Locality and linguistic theory: The crucial role of African tone languages
Nicholas Rolle, Leibniz-Centre General Linguistics (ZAS)
Thu, 2/1 · 4:30 pm—6:00 pm · 1-S-5 Green Hall
Program in Linguistics
We are at a juncture when the communication practices of other species are becoming better understood, which linguists can take as an opportunity to readdress a fundamental question: what makes human language human? In this talk, I will examine one core architectural property of language, namely “locality”, which restricts the possible long-distance interactions in linguistic representations. While theories of locality in phonology and morphology typically involve adjacency between interacting elements, this talk presents two novel case studies from minority African tone languages showing that linguistic tone has looser locality demands than counterpart consonants and vowels. Such work demonstrates the outsized role which low-resource languages continue to play in linguistic theory, and the importance of maintaining long-term collaborations with speaker communities.
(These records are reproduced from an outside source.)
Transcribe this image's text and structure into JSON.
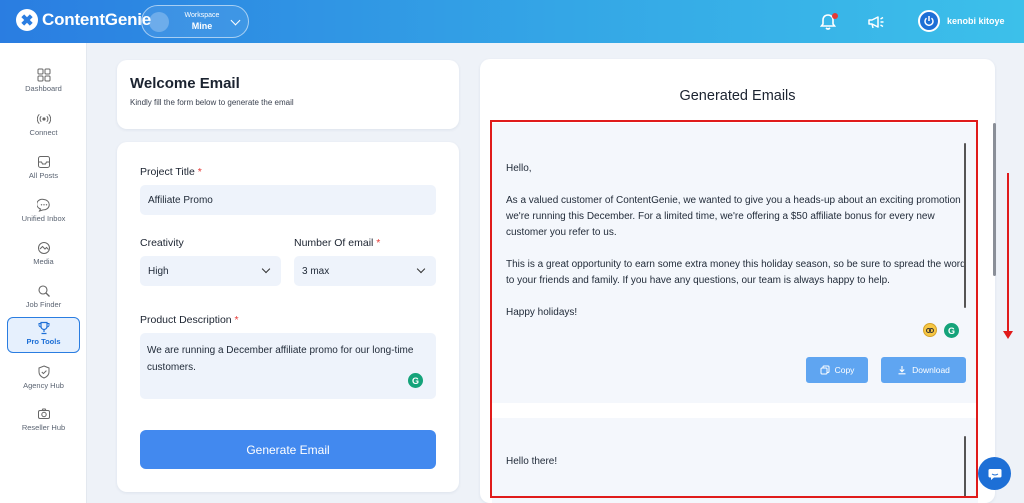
{
  "header": {
    "brand": "ContentGenie",
    "workspace": {
      "label": "Workspace",
      "value": "Mine"
    },
    "user_name": "kenobi kitoye"
  },
  "sidebar": {
    "items": [
      {
        "label": "Dashboard",
        "icon": "grid-icon",
        "active": false
      },
      {
        "label": "Connect",
        "icon": "broadcast-icon",
        "active": false
      },
      {
        "label": "All Posts",
        "icon": "inbox-icon",
        "active": false
      },
      {
        "label": "Unified Inbox",
        "icon": "chat-bubble-icon",
        "active": false
      },
      {
        "label": "Media",
        "icon": "media-icon",
        "active": false
      },
      {
        "label": "Job Finder",
        "icon": "search-doc-icon",
        "active": false
      },
      {
        "label": "Pro Tools",
        "icon": "trophy-icon",
        "active": true
      },
      {
        "label": "Agency Hub",
        "icon": "shield-icon",
        "active": false
      },
      {
        "label": "Reseller Hub",
        "icon": "camera-icon",
        "active": false
      }
    ]
  },
  "welcome": {
    "title": "Welcome Email",
    "subtitle": "Kindly fill the form below to generate the email"
  },
  "form": {
    "project_title": {
      "label": "Project Title",
      "required": "*",
      "value": "Affiliate Promo"
    },
    "creativity": {
      "label": "Creativity",
      "value": "High"
    },
    "number_of_email": {
      "label": "Number Of email",
      "required": "*",
      "value": "3 max"
    },
    "product_description": {
      "label": "Product Description",
      "required": "*",
      "value": "We are running a December affiliate promo for our long-time customers."
    },
    "generate_button": "Generate Email"
  },
  "generated": {
    "title": "Generated Emails",
    "emails": [
      {
        "paragraphs": [
          "Hello,",
          "As a valued customer of ContentGenie, we wanted to give you a heads-up about an exciting promotion we're running this December. For a limited time, we're offering a $50 affiliate bonus for every new customer you refer to us.",
          "This is a great opportunity to earn some extra money this holiday season, so be sure to spread the word to your friends and family. If you have any questions, our team is always happy to help.",
          "Happy holidays!"
        ],
        "copy_label": "Copy",
        "download_label": "Download"
      },
      {
        "paragraphs": [
          "Hello there!"
        ]
      }
    ]
  },
  "colors": {
    "primary": "#4289ef",
    "accent": "#2a7de1",
    "required": "#e53935",
    "highlight_frame": "#e01b1b",
    "grammarly": "#15a37a"
  }
}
Dr. Nicholas Rolle received his PhD from UC Berkeley in 2018 and currently holds a research position at the Leibniz-Centre General Linguistics (ZAS) in Berlin, Germany. He is a phonologist whose research spans both linguistic theory and fieldwork-based language description, specializing in the languages of West Africa. Most recently, his research has focused on the ability of pitch in African sound systems to signal a wider range of meanings than in more familiar non-African languages. He has published widely in both theoretical and Africanist journals, including Phonology, Linguistic Inquiry, Morphology, and the Journal for African Languages and Linguistics.